Background
The -E
option runs the preprocessor, and emits a compilable file with all the usual preprocessor “stuff” all done. Include files have been included, macros expanded, conditionals selected, all that good stuff. It’s quite common to ask someone to provide a preprocessed input file in order to figure out where their problem is. The advantage of a preprocessed file is that it (ought to be) compilable by anyone, without any need to reconstruct the original user’s environment. As long as you have the same compiler version, and the right target, it should all Just Work.
Problem
These files can be huge. If the problem is a compiler crash, or even if it isn’t, pretty much the first step anyone takes is to reduce the test case down to something manageable. Even with automated tools, this can take time. I personally have had to do this for files in the multiple hundreds of thousands of lines.
Observation
A whole lot of those lines are from standard headers. #include <vector>
alone produces almost 25k lines of -E
output in my environment. The standard headers are basically never the source of a compiler crash, and yet we have to contend with reducing them over and over again.
Solution
A new option -fkeep-system-includes
which modifies -E
behavior so that it does not copy any system header files to the output, but instead propagates the #include
directive. That is, if you had something like
// my_header.h
void my_code();
// my_code.cpp
#include "my_header.h"
#include <vector>
void my_code() { ... }
then -E -fkeep-system-includes
would present you with
void my_code();
#include <vector>
void my_code() { ... }
instead of 25k lines of irrelevant STL code wrapped by the relevant bits.

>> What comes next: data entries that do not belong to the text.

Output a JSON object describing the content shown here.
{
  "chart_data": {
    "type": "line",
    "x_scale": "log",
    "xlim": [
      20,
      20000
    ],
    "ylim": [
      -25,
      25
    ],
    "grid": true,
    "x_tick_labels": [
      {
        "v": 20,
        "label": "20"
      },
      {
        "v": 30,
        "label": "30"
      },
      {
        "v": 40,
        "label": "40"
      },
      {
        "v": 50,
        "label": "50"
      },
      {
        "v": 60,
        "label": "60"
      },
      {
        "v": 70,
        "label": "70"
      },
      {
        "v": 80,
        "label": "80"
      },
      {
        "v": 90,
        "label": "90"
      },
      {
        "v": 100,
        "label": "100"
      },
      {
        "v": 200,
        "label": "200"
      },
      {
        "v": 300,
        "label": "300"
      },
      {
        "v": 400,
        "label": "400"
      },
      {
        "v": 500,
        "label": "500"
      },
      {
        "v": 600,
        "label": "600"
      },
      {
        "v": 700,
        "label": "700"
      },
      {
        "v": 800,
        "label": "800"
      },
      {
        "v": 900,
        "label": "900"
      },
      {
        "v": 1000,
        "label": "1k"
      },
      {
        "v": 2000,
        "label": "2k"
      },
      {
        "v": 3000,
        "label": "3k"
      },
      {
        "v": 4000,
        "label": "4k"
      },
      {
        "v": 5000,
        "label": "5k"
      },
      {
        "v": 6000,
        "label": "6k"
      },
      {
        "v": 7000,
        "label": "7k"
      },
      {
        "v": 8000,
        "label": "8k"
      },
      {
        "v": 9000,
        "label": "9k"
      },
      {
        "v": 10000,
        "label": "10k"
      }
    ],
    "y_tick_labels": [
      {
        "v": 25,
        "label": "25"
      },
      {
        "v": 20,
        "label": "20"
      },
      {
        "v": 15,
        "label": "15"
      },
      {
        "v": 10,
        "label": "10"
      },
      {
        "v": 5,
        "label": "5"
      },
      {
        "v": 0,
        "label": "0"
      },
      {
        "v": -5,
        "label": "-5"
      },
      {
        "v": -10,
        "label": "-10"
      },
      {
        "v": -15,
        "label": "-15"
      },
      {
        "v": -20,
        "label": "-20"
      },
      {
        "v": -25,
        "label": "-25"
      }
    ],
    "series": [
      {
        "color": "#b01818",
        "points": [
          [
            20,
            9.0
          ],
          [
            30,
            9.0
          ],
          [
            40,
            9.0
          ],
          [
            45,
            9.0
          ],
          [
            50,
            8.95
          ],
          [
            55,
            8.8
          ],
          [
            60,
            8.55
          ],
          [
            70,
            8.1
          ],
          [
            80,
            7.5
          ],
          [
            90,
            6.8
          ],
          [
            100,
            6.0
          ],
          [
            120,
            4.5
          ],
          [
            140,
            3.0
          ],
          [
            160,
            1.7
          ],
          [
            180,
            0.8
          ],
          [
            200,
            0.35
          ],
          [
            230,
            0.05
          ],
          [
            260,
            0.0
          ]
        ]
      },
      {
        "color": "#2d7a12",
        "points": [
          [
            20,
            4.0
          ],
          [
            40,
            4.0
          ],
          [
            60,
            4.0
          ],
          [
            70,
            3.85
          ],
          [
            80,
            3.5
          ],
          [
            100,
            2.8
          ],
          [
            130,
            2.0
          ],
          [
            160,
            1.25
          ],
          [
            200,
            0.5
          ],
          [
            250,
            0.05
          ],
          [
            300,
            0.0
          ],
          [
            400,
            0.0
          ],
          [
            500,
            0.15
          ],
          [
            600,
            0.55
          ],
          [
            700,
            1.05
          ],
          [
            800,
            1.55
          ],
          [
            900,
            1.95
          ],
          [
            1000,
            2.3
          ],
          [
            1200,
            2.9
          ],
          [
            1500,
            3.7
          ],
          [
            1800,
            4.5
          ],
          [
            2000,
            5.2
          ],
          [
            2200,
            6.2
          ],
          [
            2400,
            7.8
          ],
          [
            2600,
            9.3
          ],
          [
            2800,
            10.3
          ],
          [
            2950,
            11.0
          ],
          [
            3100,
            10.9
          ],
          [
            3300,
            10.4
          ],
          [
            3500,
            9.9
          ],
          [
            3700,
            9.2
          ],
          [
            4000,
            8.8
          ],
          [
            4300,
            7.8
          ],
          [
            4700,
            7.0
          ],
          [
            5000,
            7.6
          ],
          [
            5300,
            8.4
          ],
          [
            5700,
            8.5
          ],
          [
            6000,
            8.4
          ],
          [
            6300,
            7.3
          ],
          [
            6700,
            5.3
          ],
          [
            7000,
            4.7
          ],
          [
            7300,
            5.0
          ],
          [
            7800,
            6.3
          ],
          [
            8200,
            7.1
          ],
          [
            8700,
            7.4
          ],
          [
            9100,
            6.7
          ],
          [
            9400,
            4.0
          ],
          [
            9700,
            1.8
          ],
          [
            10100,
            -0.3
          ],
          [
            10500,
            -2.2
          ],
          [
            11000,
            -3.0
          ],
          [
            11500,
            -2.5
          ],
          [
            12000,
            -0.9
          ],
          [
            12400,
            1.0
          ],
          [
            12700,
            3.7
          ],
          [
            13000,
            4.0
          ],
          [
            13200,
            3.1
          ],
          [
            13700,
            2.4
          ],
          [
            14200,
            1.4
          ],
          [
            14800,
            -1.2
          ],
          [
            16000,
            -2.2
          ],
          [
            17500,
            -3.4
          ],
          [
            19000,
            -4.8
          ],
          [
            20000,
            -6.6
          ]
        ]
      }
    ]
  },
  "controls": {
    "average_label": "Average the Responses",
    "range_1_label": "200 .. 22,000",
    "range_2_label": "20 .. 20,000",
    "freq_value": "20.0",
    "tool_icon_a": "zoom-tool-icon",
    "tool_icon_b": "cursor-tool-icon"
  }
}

I believe in most cases the result will still be compilable “anywhere” although obviously the more platform-dependent it gets the closer you have to be to the user’s environment. But IME most cases aren’t like that; and if it is, you can always fall back to unmodified -E
.
Patch
To be posted, probably tomorrow. But it’s actually pretty simple, once you get past the overhead of adding a new option.
Credit
@gregb had the idea, and other people on our team thought it would be useful too. I thought I’d propose it upstream because it seems like it should be quite widely useful.